Smart Debt Relief Solutions

Smart Debt Relief Solutions

You’re tossing and turning at night, worried about a debt load that has become unmanageable. You need help, and you know it. First, congratulations for resolving to act. That’s the first step. Now you must choose among options available to you to ease or erase your debt burden. With that said, here are smart debt relief solutions that can help put you back on solid financial ground.

The Issue

Many consumers need some form of debt relief. After all, the average household carries a debt, including mortgage, of some $132,529 — an 11 percent increase over the past decade. Further, credit card and auto loan debt has surpassed $1 trillion, and people who have student loans owe an average of $37,172 – an increase of a whopping 186 percent in the last 10 years.

Explain Debt Relief

There are several forms of debt relief. Depending on the one you choose, debt relief could mean a reduction in your payment via a lower interest rate or modified payment schedule. It could also mean clearing your debts altogether – through bankruptcy – or getting your creditors to accept less than what you owe to “settle” your debt.

What Are My Options?

Here, we’ll explore five chief debt solutions: credit counseling, debt management plans, debt consolidation, debt settlement, and bankruptcy.

Credit Counseling

With this financial strategy, an accredited credit counselor will offer counseling that usually includes a review of your situation, financial education, and help establishing a budget. Services are usually free, but some counselors charge a nominal fee.

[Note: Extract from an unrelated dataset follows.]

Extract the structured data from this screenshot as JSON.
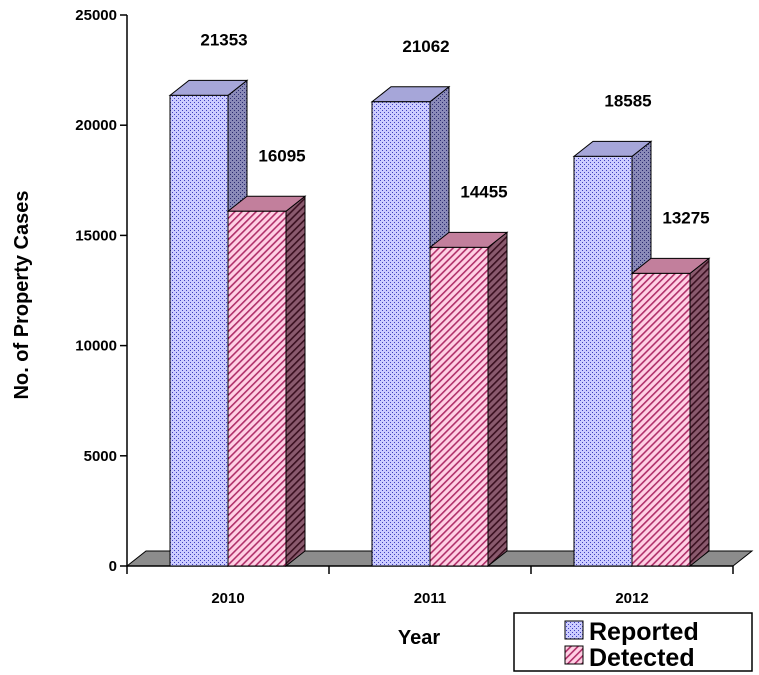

Debt Management Plan (DMP)

If your financial circumstances are severe, your credit counselor may recommend what’s called a Debt Management Plan. With this approach, your counselor will work with your creditors – typically credit card issuers – to allow you to make a single monthly payment to the counseling agency, which distributes it to your creditors. You also may get a better rate or have fees waived.

Do note, though, that enrollment in a DMP will require you to close existing credit card accounts. You also can’t get new plastic until the program is completed, and you’ll invalidate your plan if you miss a payment.

Debt Consolidation

With this approach, you basically get all your unsecured debts – with their disparate payments and due dates – rolled into a single payment, hopefully with a better interest rate. This streamlines your payments, making them more manageable.

Debt consolidation may be achieved through a personal or home equity loan, or a zero-percent balance transfer card onto which you can shift your high-interest credit card balances. Then, you’ll pay off that card before the rate shoots back up. You’ll need good credit for this card, though.

While it is possible to obtain a consolidation loan with bad credit, you likely won’t be able to get a loan with a rate that’s lower than what you’re now paying. We suggest you get financial help with Achieve to assist you in controlling your debt and saving more money.

Debt Settlement

Debt settlement entails hiring a company such as Freedom Debt Relief to see whether your creditors are amenable to allowing you to pay less than what you owe, in a one-time payment in full, to settle your obligations. Naturally, creditors don’t want to accept a dime less than what they’re due. However, they know that your next recourse might be bankruptcy, a filing that just may yield them nothing. So, they’re likely to settle.

The process involves a consultation to go over your finances, then establishing a savings account from which settlement payments will be derived. Once you’ve saved enough, your negotiators will use the account as leverage with each of your creditors. You don’t pay anything until each settlement is reached and paid.

Bankruptcy

This is the strategy of last resort since your credit scores will take a major hit. There are two types of bankruptcy available to you: Chapter 7 and Chapter 13. The former is the most oft-used form and can clear most debt that isn’t moored to collateral. Depending on where you live, you may have to give up some assets. Further, a Chapter 7 filing will remain on your credit report for up to 10 years.

With Chapter 13, the court will establish a repayment plan of up to five years and notice of your filing will live on your credit report for seven years.

Ultimately, the smartest debt relief solution is the one that suits your situation best. Choose wisely.